NSWindow not release memory

Hi, How can I release my NSWindow manually? when the user tap on red close button?

@objc func windowWillClose() {
       // Handle the window closing event here
       // You can perform any necessary cleanup or ask the user for confirmation
       
       // Return true to allow the window to close
        _window?.contentViewController = nil
        _window?.delegate = nil
        _window = nil
        NotificationCenter.default.removeObserver(self, name: NSWindow.willCloseNotification, object: nil)
    
   }
    
    //Settings cell tap
    @objc func settingsItemClicked () {
        //_window:NSWindow?
        NotificationCenter.default.addObserver(self, selector: #selector(windowWillClose), name: NSWindow.willCloseNotification, object:_window)

        if _window?.isVisible == false {
            
            // Load the view controller from the storyboard
            let storyboard = NSStoryboard(name: "Main", bundle: nil)
            guard let ViewController = storyboard.instantiateController(withIdentifier: "SettingsViewController") as? SettingsViewController else {
                        fatalError("Unable to instantiate SettingsViewController from storyboard.")
                    }
           // _window.delegate = self
            // Set the view controller as the content view controller of the window
            _window?.contentViewController = ViewController
            _window?.isReleasedWhenClosed = false
            _window?.hidesOnDeactivate = true
                              
            // Set the window's title
            _window?.title = "DynamicLake"
            
            // Show the window
            _window?.makeKeyAndOrderFront(self)
            
            
        }else{
            print("The settings view is already open")
        }
    }

The answer here depends on information you haven't shown. Is this code in a NSWindowController? If not, is it in a different object that conforms to NSWindowDelegate? Why do you set isReleasedWhenClosed to false when you actually seem to want the window to be released when closed? Why are you not setting the window delegate to a non-nil value? Why does you windowWillClose function talk about a return value that it doesn't have, and which sounds more like windowShouldClose?

In general, you should go with the default behavior, and use a NSWindowController subclass to manage the window. Additionally, when the window closes, you need to deal with any retain cycles that you've introduced, either to the window or the window controller, from a view controller or other similar object.

Usually, the most obvious retain cycle comes from the window delegate (hopefully, that should be a NSWindowController subclass), so setting the delegate to nil is a good idea. It's not usually necessary to set the view controller to nil, although it doesn't do any harm.
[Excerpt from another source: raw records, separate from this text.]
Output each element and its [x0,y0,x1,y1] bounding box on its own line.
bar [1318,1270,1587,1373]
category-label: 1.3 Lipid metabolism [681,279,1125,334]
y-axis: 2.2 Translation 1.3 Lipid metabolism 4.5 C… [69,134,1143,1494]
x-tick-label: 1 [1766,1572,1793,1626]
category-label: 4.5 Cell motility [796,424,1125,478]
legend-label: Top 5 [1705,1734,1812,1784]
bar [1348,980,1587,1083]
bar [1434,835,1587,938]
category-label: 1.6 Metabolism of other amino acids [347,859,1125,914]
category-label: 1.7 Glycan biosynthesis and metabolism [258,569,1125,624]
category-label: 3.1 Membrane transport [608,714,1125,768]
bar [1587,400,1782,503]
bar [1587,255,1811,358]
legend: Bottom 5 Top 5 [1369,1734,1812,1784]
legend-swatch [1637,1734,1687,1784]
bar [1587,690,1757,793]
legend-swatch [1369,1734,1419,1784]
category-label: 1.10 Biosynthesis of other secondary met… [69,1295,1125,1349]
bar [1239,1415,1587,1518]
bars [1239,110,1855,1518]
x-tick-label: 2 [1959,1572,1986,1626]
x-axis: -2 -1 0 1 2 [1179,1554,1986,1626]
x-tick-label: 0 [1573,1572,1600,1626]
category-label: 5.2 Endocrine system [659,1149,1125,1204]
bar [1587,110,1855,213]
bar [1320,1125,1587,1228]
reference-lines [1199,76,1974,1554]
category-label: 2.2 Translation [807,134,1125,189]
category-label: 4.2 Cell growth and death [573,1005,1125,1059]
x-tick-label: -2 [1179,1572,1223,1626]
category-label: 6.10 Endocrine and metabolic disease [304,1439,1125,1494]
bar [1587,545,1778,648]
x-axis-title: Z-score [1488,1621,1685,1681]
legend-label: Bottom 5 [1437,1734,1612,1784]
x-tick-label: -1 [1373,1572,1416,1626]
You also need to think about any other possible strong references to the window that may be stored elsewhere. For example, you're apparently storing a reference in a global _window, so you're correctly setting that to nil, but are there any more?

Are you really having a problem with memory management and leaks? If there's a memory leak and it's not a window reference that you can find, the next step would be to use the Allocations instrument in Instruments to investigate what's actually staying in memory and why.

You can use a NSWindowController (or a subclass) with NSPanel, but, yes, the handling is usually a bit different. With a NSPanel, you also have the choice of never releasing the window (and it's associated controllers, delegates, views, etc) but just hiding it ("orderOut" family of APIs) since there's usually only one panel (of each type).

If you're running into either retain cycles or the opposite (crashes because a weak object reference to a deallocated object wasn't nil'ed), then the debugging steps are the same for NSPanel as for NSWindow.

In practical terms, isReleasedWhenClosed is almost never the cause of the problem. It's a self-retain of the window, and setting it true or false just changes an under-release problem into an over-release problem, or vice versa. :)

Admittedly, these problems are difficult to debug, because the timing of deallocations when a window closes is really hard to understand — there are a lot of interrelated objects, and a lot of unexpected references, leading to cascade of `deallocs.

Again, the first line of defense is setting delegate references to nil, because that's fairly easy to do, and harmless even if unnecessary. The second line of defense to to carefully examine all of your code for strong references to windows, views, and even delegate objects themselves, and to break any retain cycles they introduce. The third line of defense is to study to object allocations via Instruments.